A later Upaniṣad, Gopāl Tāpanī Upaniṣad (Pūrva 50), mentions Krishna by name:
tasmāt kṛṣṇa eva paro devaḥ
“Therefore the supreme divinity is certainly all-attractive (Krishna).”
Q: Should we preach the Krishna conception to those who have other understandings of Bhagavān.
Our natural function, being enamored with Krishna, is that we will speak about Krishna. Much like school boys talk about the various girls in bands like AKB48, and the school girls talk about the various boys in bands like One Direction, or whatever. It is just natural that we will gush about Krishna.
We do not “preach” per se, it is just natural that when we open our mouths, what is in our hearts comes out.
You cannot “make” someone a devotee of Krishna, or a devotee at all. You can only hope to inspire them to make themselves a devotee. Love cannot be created, it comes only from freewill, so we cannot create bhakti in someone else. We can only inspire them to create it within themselves.
If someone is inspired to be a devotee of Narasiṁha, Varāha, Rāma, Viṣṇu, etc. then your expression of love for Krishna will only inspire their affection for Narasiṁha, Varāha, etc. Similarly, if one is inspired to be a devotee of Krishna, then expressions of devotion for Rāma and so on, will only inspire their inspiration towards Krishna.

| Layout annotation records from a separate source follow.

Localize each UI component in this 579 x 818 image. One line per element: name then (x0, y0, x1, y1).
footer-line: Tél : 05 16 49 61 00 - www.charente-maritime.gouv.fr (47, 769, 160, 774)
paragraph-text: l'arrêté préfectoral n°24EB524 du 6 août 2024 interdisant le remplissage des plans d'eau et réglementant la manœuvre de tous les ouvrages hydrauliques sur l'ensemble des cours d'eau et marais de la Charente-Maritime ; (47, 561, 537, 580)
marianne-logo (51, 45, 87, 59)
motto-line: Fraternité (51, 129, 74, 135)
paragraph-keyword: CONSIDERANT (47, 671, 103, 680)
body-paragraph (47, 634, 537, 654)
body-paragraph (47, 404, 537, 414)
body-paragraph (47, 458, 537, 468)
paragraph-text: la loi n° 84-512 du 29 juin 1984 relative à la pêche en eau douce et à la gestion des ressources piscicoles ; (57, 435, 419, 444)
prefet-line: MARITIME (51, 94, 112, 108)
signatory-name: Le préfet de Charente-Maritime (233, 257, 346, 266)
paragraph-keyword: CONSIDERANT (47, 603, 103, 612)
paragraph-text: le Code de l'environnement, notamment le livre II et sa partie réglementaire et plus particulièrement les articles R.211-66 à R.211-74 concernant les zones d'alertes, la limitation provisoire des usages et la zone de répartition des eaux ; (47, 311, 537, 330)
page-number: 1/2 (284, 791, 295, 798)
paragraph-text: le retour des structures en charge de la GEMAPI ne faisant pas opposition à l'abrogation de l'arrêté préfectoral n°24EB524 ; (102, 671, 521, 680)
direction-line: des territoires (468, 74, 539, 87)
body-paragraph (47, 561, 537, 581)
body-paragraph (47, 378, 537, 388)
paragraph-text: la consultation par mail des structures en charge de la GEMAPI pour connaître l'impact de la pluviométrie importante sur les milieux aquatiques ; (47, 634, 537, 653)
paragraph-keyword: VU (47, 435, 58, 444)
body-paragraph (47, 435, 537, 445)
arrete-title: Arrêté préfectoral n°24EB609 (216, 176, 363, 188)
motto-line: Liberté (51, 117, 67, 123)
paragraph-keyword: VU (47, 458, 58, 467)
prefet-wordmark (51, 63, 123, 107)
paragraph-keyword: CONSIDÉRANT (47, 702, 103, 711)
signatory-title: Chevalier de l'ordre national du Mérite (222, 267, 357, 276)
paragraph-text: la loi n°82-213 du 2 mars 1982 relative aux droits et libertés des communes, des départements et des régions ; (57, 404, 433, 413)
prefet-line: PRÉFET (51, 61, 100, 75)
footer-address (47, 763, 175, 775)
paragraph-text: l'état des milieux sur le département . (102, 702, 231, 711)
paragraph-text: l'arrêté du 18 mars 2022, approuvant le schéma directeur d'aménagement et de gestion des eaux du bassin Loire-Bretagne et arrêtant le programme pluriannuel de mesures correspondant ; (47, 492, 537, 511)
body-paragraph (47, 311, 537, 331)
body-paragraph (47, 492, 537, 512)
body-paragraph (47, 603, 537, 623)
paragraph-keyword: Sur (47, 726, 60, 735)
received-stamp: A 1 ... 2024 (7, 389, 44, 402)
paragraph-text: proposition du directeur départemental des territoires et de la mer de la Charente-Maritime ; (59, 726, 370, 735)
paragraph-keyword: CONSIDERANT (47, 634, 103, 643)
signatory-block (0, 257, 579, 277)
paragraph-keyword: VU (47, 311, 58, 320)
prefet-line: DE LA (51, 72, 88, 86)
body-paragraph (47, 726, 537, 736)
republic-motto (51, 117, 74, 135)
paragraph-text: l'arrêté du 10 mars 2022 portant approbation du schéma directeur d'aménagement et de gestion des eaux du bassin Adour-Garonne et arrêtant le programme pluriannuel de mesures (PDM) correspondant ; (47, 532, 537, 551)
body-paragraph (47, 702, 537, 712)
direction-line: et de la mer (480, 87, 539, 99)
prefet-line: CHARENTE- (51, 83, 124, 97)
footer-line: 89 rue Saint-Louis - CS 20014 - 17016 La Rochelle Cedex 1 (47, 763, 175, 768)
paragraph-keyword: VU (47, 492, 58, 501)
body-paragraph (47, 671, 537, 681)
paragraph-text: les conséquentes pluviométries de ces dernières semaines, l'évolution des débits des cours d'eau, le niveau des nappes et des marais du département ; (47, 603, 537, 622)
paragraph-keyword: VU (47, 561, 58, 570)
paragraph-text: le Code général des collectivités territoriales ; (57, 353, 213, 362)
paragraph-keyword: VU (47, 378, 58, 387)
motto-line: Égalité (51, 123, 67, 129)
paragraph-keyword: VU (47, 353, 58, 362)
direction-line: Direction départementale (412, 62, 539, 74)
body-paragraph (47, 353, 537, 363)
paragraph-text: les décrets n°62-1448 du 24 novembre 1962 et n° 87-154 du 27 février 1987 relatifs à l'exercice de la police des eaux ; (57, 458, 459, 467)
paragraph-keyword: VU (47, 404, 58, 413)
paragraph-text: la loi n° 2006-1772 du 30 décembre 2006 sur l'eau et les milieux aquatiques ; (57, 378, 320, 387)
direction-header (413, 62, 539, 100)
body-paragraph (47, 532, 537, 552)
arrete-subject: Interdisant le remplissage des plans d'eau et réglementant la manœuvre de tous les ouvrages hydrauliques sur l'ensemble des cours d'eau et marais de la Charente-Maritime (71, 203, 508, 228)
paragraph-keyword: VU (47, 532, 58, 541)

Śrīla Rūpa and Sanātana Goswāmīs were brothers. They had a third brother, and his son was Jīva Goswāmī. This third brother was a devotee of Rāma. Śrīla Rūpa and Sanātana could not interest him in becoming a devotee of Krishna.
Sometimes it will happen, because sometimes the soul will be inspired. But usually it won’t happen because the soul is already fixed in its inspiration.
There is no need to make the effort, in my opinion.